Once you have learned the Q-table, evaluate the agent behavior by choosing at each the step and in each state, the action that maximizes the value of the Q-table and play the resulting movie using the

In [ ]:

```
# put your code here
```

We consider the environment given above (arrows indicate a fixed policy). In this environment, just as in the Wumpus world, the action in every state are up, down, left and right. In this framework we will adopt a slightly different approach and we will assign reward to states rather than actions (the objective being to escape from the room).

The two terminal states have rewards $+1$ and $-1$. All the other states have reward $-0.04$. We will add some difficulty to the problem by considering that the actions of the agent are unreliable.

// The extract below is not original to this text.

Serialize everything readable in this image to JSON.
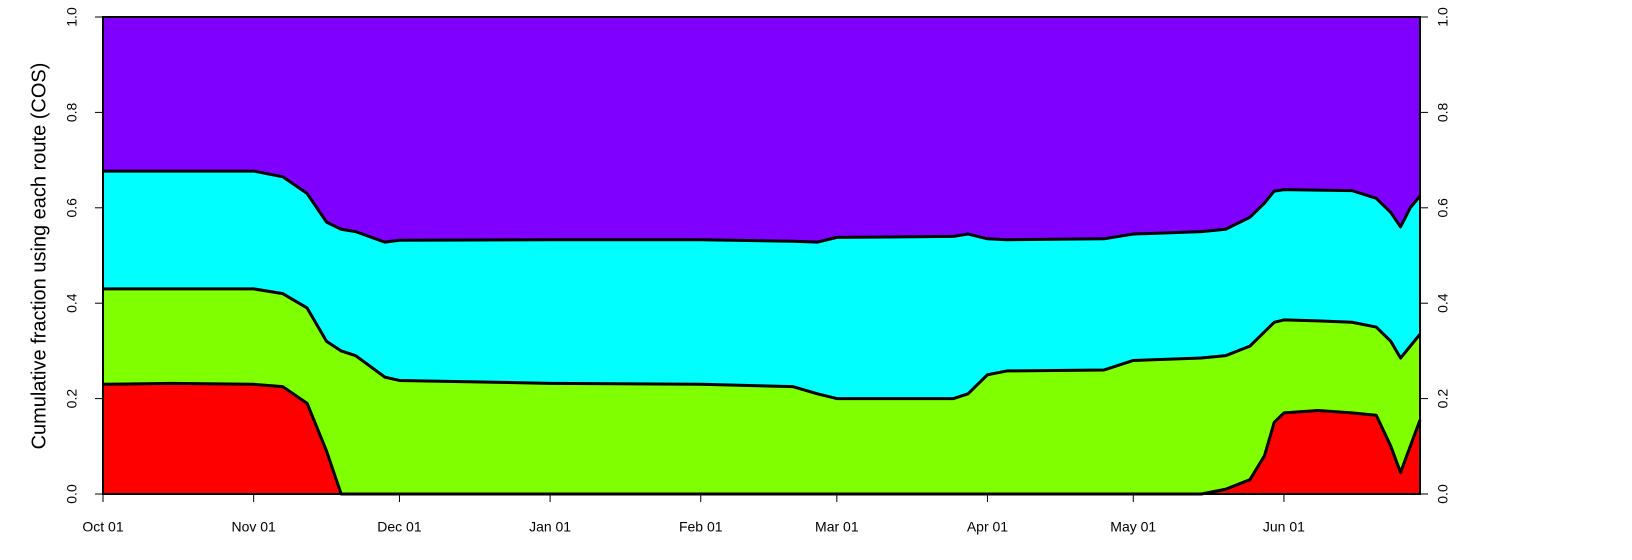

We will assume that each time the agent selects an action, this action is actually carried out with probability 80% while there is a 10% chance that the agent will perform the orthogonal alternatives (see Fig. below). This is equivalent to the $\varepsilon$-greedy policy we used in the bandit framework except that we now use it on states rather than actions.

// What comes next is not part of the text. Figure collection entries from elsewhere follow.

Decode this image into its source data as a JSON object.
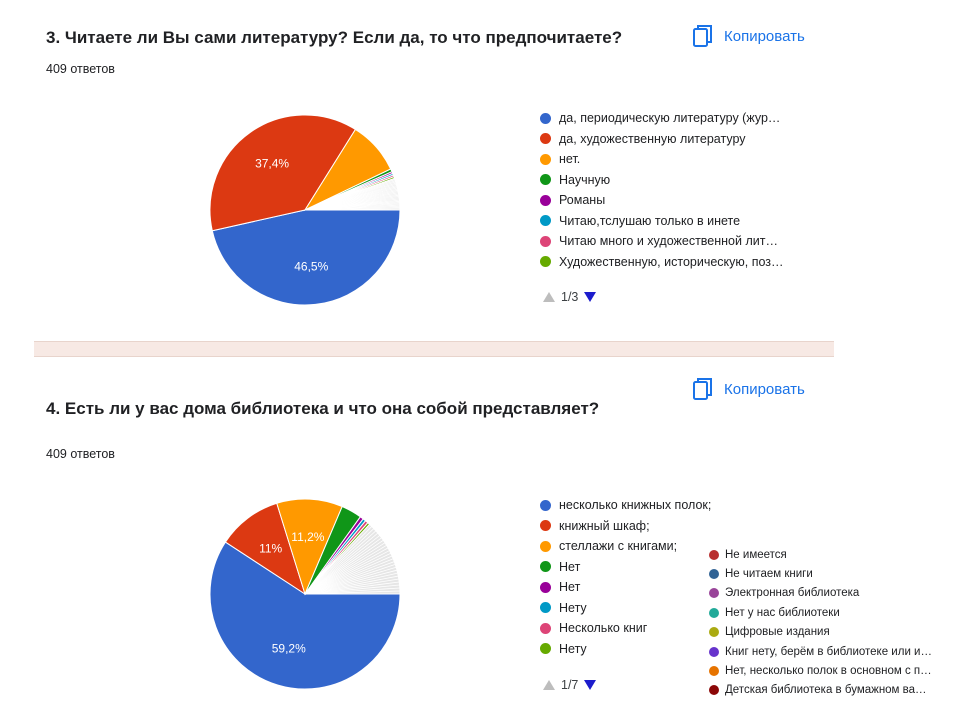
{
  "copy_label": "Копировать",
  "chart_data": [
    {
      "type": "pie",
      "title": "3. Читаете ли Вы сами литературу? Если да, то что предпочитаете?",
      "responses": "409 ответов",
      "pager": "1/3",
      "slices": [
        {
          "label": "да, периодическую литературу (жур…",
          "value": 46.5,
          "color": "#3366cc",
          "show_pct": "46,5%"
        },
        {
          "label": "да, художественную литературу",
          "value": 37.4,
          "color": "#dc3912",
          "show_pct": "37,4%"
        },
        {
          "label": "нет.",
          "value": 9.0,
          "color": "#ff9900"
        },
        {
          "label": "Научную",
          "value": 0.5,
          "color": "#109618"
        },
        {
          "label": "Романы",
          "value": 0.3,
          "color": "#990099"
        },
        {
          "label": "Читаю,тслушаю только в инете",
          "value": 0.3,
          "color": "#0099c6"
        },
        {
          "label": "Читаю много и художественной лит…",
          "value": 0.3,
          "color": "#dd4477"
        },
        {
          "label": "Художественную, историческую, поз…",
          "value": 0.3,
          "color": "#66aa00"
        },
        {
          "value": 5.4,
          "color": "#e6e6e6"
        }
      ]
    },
    {
      "type": "pie",
      "title": "4.   Есть ли у вас дома библиотека и что она собой представляет?",
      "responses": "409 ответов",
      "pager": "1/7",
      "slices": [
        {
          "label": "несколько книжных полок;",
          "value": 59.2,
          "color": "#3366cc",
          "show_pct": "59,2%"
        },
        {
          "label": "книжный шкаф;",
          "value": 11.0,
          "color": "#dc3912",
          "show_pct": "11%"
        },
        {
          "label": "стеллажи с книгами;",
          "value": 11.2,
          "color": "#ff9900",
          "show_pct": "11,2%"
        },
        {
          "label": "Нет",
          "value": 3.5,
          "color": "#109618"
        },
        {
          "label": "Нет",
          "value": 0.6,
          "color": "#990099"
        },
        {
          "label": "Нету",
          "value": 0.5,
          "color": "#0099c6"
        },
        {
          "label": "Несколько книг",
          "value": 0.5,
          "color": "#dd4477"
        },
        {
          "label": "Нету",
          "value": 0.4,
          "color": "#66aa00"
        },
        {
          "value": 13.1,
          "color": "#e6e6e6"
        }
      ],
      "legend_extra": [
        {
          "label": "Не имеется",
          "color": "#b82e2e"
        },
        {
          "label": "Не читаем книги",
          "color": "#316395"
        },
        {
          "label": "Электронная библиотека",
          "color": "#994499"
        },
        {
          "label": "Нет у нас библиотеки",
          "color": "#22aa99"
        },
        {
          "label": "Цифровые издания",
          "color": "#aaaa11"
        },
        {
          "label": "Книг нету, берём в библиотеке или и…",
          "color": "#6633cc"
        },
        {
          "label": "Нет, несколько полок в основном с п…",
          "color": "#e67300"
        },
        {
          "label": "Детская библиотека в бумажном ва…",
          "color": "#8b0707"
        }
      ]
    }
  ]
}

In such a framework, we can either decide to learn the utility directly througha simple discounted running average

$$U^\pi(s) = \mathbb{E}\left[\sum_{t=0}^\infty \gamma^tR(S_t)\right]$$we can also rely on the Bellman equation and update our value estimates as

$$U^\pi(s)\leftarrow U^{\pi}(s) + \alpha\left[R(s) + \gamma U^\pi(s') - U^\pi(s)\right]$$Note that the reward above is the reward of the state we reach. Alternatively, when the state space is too large, we could decide to learn a parametric representation of the utility. In this case, we have

$$\hat{U}^\pi(s) = \theta_1 f_1 + \theta_2 f_2 + ....$$where each $f_i(s)$ is a carefully chosen function of the state $s$.

For the environment above, we could for example choose to parametrize our model as a function of the $(x, y)$ location of our agent.

$$\hat{U}_\theta(x, y) = \theta_0 + \theta_1x + \theta_2 y$$We can then update our parametric model by minimizing the oberved utility $u_j(s)$ after the $j^{th}$ trial and the prediction given by our parametric model $U_\theta(s)$. If we choose to use the $\ell_2$ loss,

\begin{align} \ell(\theta) = \|\hat{U}_\theta(s) - u_j(s)\|^2 \end{align}we get the updates

\begin{align} \theta_0 &\leftarrow \theta_0 + \alpha(u_j(s) - \hat{U}_\theta(s))\\ \theta_1 &\leftarrow \theta_1 + \alpha(u_j(s) - \hat{U}_\theta(s))x\\ \theta_2 &\leftarrow \theta_2 + \alpha(u_j(s) - \hat{U}_\theta(s))y \end{align}Implement each of the three approaches listed above.